Element Labs' Versa TUBEs and TILEs Show Off Their Versatility With Tom Petty and the Heartbreakers

2005
Products: Versa TUBE, Versa TILE

Since 1974, production/lighting designer Jim Lenahan has been coming up with ever new and creative ways to visually present Tom Petty and the Heartbreakers on tour. This summer was no different as the band sold out virtually every date, playing as many favorites ("Breakdown,""Refugee,""Don't Come Around Here No More,""You Wreck Me,"etc.) as they could squeeze into each two-hour-plus show.

For this tour, Lenahan designed an innovative backdrop that incorporates 14 projection screens in a variety of geometric shapes (triangles, rectangles, etc.), each of which is framed by Versa TUBEs. Five vertical columns of Versa TILEs flank the screens on all sides.
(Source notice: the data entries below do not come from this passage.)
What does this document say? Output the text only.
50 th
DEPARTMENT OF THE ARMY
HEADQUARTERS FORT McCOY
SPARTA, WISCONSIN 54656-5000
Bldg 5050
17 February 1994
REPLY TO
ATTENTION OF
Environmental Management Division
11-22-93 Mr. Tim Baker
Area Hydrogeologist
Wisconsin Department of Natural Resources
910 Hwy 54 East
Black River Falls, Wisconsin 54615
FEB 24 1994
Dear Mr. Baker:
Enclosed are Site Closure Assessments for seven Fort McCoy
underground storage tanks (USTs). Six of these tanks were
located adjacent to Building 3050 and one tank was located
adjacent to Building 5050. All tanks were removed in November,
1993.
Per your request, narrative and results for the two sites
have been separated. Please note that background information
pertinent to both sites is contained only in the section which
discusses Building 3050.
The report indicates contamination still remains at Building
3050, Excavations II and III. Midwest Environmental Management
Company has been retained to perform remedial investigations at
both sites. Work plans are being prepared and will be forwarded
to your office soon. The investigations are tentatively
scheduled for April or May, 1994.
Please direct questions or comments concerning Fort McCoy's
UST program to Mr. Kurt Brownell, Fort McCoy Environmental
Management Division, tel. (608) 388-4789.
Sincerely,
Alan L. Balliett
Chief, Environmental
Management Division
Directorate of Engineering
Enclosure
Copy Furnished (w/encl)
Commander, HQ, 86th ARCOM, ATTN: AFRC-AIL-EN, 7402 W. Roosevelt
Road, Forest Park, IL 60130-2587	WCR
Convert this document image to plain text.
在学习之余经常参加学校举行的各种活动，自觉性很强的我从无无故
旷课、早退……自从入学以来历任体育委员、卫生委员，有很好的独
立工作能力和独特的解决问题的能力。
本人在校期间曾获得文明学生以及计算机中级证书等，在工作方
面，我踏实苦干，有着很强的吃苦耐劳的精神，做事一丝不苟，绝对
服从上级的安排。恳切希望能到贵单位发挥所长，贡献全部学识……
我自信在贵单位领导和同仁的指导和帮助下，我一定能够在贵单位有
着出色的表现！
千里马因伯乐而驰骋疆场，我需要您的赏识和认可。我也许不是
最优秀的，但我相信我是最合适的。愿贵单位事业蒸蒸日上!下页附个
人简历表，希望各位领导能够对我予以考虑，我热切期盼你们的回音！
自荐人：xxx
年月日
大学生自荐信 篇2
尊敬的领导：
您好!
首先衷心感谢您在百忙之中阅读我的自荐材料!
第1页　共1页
Marty Wickman from CW Productions supplied the Element Labs Versa TUBEs and TILEs to the tour. "Jim showed me a spec with about three or four different concepts,"Wickman says. "Once he saw the TUBEs he just had to have them. Everyone I show them to has that reaction! Plus, the support from Element Labs has been phenomenal. Anything you need from these guys and they are there. They have just been amazing."

"I wanted something that looked like neon but that could change colors and that I could feed video to and do all kinds of different looks over the course of the evening-and the TUBEs do it all,"Lenahan says. "It looks great and works like a champ.

"Plus, the Versa TILEs do even more things than I thought they would,"he adds. "They can get so many gradations of smooth color."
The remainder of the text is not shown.